青藏高原感热气泵影响亚洲夏季风机制的研究进展

  青藏高原地形强迫对我国气候的形成和变化具有重要的调节作用。值大气所90周年所庆之际,大气所吴国雄院士研究团队回顾了近二十年来关于青藏高原感热驱动气泵(TP-SHAP)及其影响亚洲夏季风的研究进展。并从能量(θ)、位涡-加热(PV-Q)、和角动量守恒(AMC)的不同角度阐述其影响机制。

  1.青藏高原抬升加热机理:青藏高原地表加热和平原地区地表加热对大气环流作用的最重要区别在于青藏高原的表面加热是抬升加热。这种抬升加热有两个重大作用。其一是对水汽抬升的影响。其二是对局部加热抬升的作用不同。由于大地形高耸在大气中,它与大气低层的等熵面相交切,这时高原侧边界的表面感热加热就像气泵一样能够产生显著的局部加热抬升。图1给出了青藏高原抬升加热影响南亚夏季风环流的数值试验结果:Wu et al.(2012b)在AGCM背景试验(CON)较合理的模拟了亚洲夏季风(ASM)的基础上(图1a),设计了青藏高原顶部没有感热加热的试验(TOP-NS),所模拟的季风与CON相似(图1b)。他们进而把青藏高原的主体(指喜马拉雅山以北)去掉,只保留了喜马拉雅山(HIM),模拟的南亚季风仍然与CON相似(图1c)。如果在HIM试验的基础上把喜马拉雅山斜坡上的感热加热去除,再进行同样的积分(HIM_NS),尽管喜马拉雅山脉仍然存在,但结果表明南亚北部的季风降水消失(图1d),这与水球试验中斜坡没有加热导致局部的抽吸抬升作用消失的结果(Wu et al., 2007)是一致的。
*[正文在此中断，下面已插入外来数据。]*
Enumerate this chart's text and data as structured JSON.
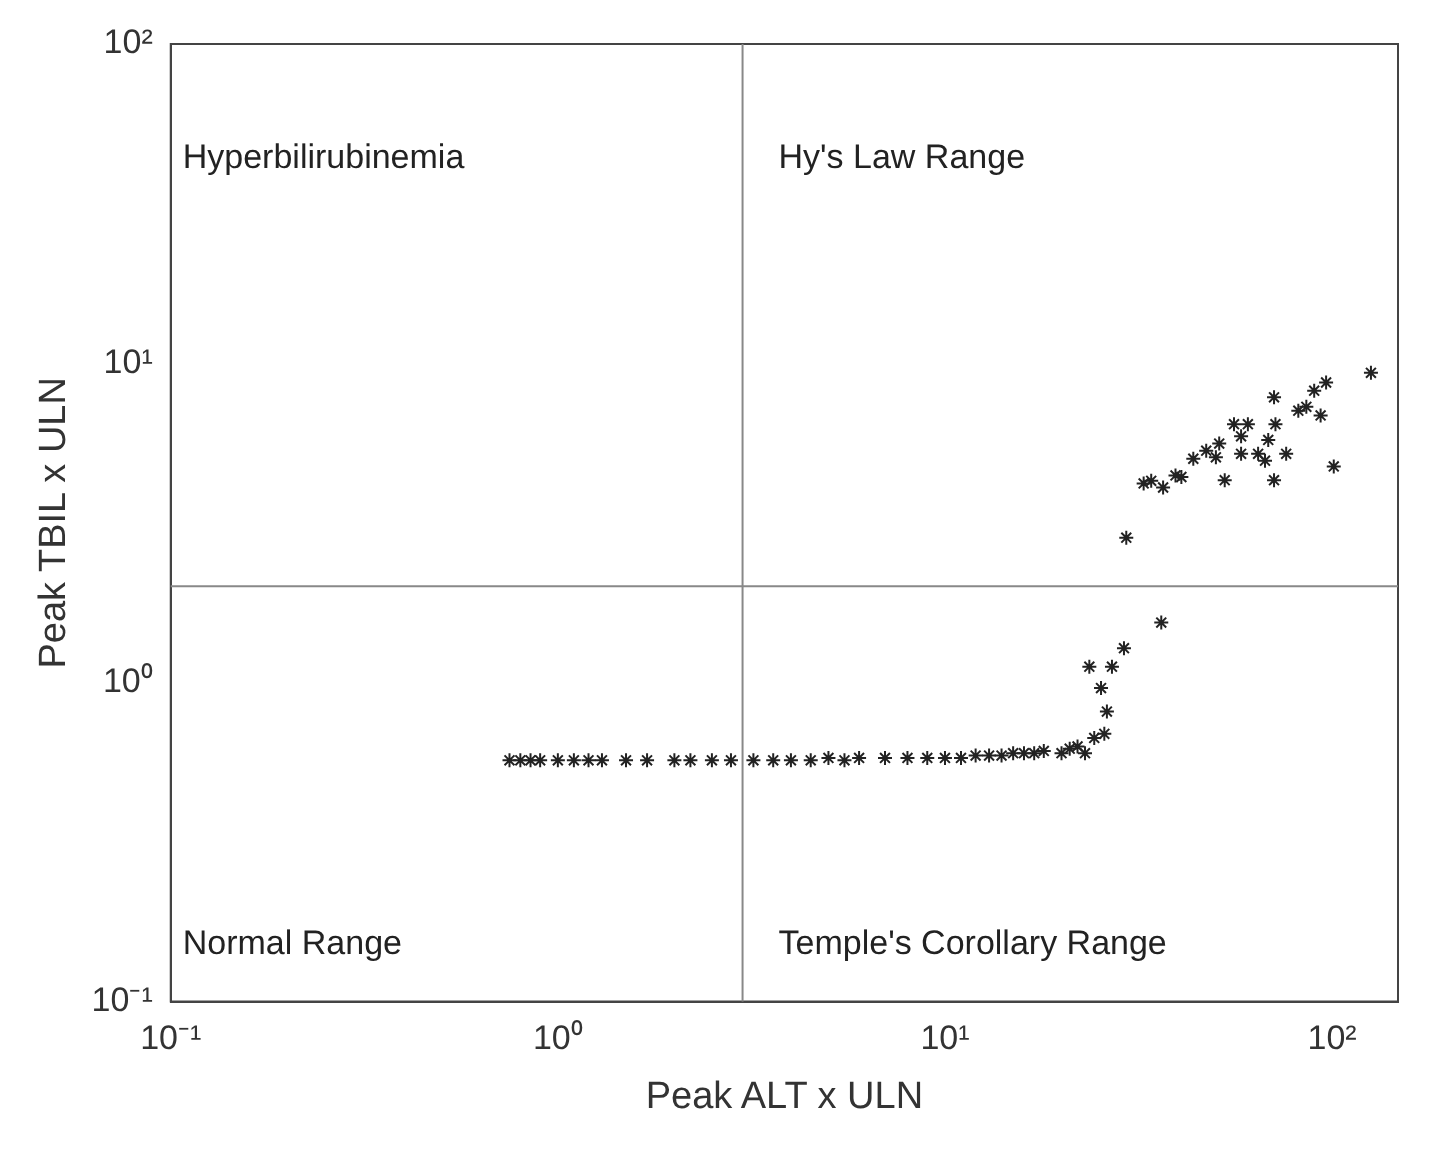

  图1 GCM试验中6-8月平均降水(填色,间隔2 mm d-1)和850hPa风(箭矢)的分布:(a)试验CON;(b)试验TOP-NS;(c)喜马拉雅试验HIM;和(d)试验HIM-NS,其中喜马拉雅山的表面加热作用去除。左列图中粗实线表示1.5和3.0 Km的地形等高线,图(d)中红粗实线表示试验HIM-NS中去除喜马拉雅山的表面加热作用的区域。右列为相关机制示意图。(改自Wu et al. 2012)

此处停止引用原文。